Studio album by Tonéx
- Released: April 9, 2002
- Recorded: 2001–2002
- Studio: Q, San Diego, California; Soundcastle Studios, West Hollywood, California; Golden Track Studios, West Hollywood, California; Syntax Recording Studios, West Hollywood, California;
- Genre: R&B, Gospel
- Length: 70:29
- Label: Zomba
- Producer: T-Boy/Timothy "rocdomz" Trudeau

Tonéx chronology
| Circu$$ (2000) | O_{2} (2002) | Oak Park 92105 (2003) |

= O2 (Tonéx album) =

O_{2} is the second studio album and major release by American gospel music singer Tonéx. It was released under Zomba Records in 2002 and spawned two major hits, "God Has Not 4Got" and "Bout a Thang", which had a video for the single.
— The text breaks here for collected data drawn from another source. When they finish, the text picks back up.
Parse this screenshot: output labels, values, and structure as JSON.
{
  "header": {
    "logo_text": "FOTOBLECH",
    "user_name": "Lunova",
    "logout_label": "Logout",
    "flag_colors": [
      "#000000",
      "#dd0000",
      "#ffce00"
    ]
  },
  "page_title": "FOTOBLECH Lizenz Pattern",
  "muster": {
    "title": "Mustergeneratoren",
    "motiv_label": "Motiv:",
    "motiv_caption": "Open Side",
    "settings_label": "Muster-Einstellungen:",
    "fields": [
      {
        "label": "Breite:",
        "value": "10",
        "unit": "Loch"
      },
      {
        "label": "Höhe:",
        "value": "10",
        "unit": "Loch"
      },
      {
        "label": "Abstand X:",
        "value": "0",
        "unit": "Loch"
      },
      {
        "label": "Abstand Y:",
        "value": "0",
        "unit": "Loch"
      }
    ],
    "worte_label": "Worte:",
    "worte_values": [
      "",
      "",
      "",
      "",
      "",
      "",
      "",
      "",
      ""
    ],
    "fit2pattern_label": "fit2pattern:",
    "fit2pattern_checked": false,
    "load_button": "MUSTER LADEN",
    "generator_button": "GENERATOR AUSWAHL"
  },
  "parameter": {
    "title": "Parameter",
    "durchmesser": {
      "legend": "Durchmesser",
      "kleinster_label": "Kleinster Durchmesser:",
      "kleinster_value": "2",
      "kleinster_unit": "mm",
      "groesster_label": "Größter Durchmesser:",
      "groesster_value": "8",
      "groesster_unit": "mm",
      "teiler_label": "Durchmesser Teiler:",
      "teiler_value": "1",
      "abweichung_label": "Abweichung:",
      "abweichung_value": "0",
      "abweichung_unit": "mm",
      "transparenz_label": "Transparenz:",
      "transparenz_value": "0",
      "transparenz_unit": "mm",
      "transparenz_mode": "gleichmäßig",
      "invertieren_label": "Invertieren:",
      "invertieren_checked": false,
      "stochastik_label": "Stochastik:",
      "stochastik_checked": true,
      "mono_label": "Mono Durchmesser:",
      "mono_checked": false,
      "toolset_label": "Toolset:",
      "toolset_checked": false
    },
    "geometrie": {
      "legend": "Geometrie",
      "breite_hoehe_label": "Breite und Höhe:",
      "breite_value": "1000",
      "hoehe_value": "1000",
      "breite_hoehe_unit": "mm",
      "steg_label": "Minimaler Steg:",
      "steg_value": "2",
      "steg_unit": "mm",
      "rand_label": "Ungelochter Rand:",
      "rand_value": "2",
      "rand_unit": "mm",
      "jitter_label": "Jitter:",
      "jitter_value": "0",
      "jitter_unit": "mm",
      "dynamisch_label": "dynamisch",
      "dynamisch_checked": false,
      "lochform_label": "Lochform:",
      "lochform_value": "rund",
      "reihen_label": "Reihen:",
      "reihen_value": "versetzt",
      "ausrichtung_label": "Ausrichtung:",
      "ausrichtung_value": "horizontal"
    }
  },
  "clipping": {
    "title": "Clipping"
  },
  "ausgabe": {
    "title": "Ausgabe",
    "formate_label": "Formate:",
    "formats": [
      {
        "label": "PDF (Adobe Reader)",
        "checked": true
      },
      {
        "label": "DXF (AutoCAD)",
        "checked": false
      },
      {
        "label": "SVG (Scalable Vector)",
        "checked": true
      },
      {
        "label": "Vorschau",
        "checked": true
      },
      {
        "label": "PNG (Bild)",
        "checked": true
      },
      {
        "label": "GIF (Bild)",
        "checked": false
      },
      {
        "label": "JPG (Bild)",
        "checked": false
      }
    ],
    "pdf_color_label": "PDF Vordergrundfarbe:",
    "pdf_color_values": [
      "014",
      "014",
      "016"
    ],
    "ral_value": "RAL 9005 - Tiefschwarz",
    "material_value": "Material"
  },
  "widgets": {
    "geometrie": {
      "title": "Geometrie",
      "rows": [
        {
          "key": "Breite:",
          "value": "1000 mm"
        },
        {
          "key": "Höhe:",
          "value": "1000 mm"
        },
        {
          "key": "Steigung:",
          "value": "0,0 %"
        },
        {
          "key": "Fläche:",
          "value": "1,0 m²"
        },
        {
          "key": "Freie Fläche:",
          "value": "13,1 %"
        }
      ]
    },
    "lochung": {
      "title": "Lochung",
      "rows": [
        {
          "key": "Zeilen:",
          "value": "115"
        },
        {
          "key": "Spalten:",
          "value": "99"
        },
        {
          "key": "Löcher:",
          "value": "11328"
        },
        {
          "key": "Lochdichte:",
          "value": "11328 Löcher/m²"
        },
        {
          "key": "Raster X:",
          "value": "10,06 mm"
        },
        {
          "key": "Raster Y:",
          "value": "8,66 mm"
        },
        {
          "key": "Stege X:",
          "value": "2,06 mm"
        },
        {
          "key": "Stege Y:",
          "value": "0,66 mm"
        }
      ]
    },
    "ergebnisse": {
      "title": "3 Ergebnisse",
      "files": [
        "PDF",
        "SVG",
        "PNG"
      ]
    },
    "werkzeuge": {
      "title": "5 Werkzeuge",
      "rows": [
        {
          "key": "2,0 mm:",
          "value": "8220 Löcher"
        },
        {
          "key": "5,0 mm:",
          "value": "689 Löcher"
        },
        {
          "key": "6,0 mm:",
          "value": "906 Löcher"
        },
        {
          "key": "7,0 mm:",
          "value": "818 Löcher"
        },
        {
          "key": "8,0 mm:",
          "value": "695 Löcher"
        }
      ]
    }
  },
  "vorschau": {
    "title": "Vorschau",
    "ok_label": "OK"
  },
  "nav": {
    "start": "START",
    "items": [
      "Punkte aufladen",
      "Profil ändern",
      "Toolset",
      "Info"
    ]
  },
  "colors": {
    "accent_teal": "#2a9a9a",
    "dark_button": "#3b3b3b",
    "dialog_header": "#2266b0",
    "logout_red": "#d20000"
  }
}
The album reached number seven on the Billboard Top Gospel Albums chart, number twenty on the Top Contemporary Christian chart, number twenty on the Top Heatseekers chart, and number 66 on the R&B Albums Chart.

==Track listing==
1. "Prologue"
2. "O_{2}"
3. "'Bout a Thang"
4. "Pass Me By"
5. "Dancin' in the Son"
6. "That's When"
7. "Everything"
8. "I Have Decided..."
9. "Decided 'The Sequel'"
10. "God Has Not 4Got"
11. "Help!"
12. "Seasons"
13. "Inspiration"
14. "You"
15. "Tumblin'"
16. "Even U"
17. "See You Again"
18. "The Beautiful Place"
19. "Epilogue"

==Credits==
- Tonéx - vocals, drum programming
- Glenn McKinney Sr - guitar
- T-Boy - Multi instruments, producer
- Charles Williams - piano
- Timothy "rocdomz" Trudeau - Composer, engineer, producer, programming
- Sam Boukas - engineer, mixing
- Robbie Lewis - arranger

==Reception==
AllMusic's Tim Smith gave the album a four-star review, saying that O2 "showcases Tonex's ability as a vocalist" and pushed "all musical boundaries". Village Voice selected O2 as best representing Tonéx's full potential.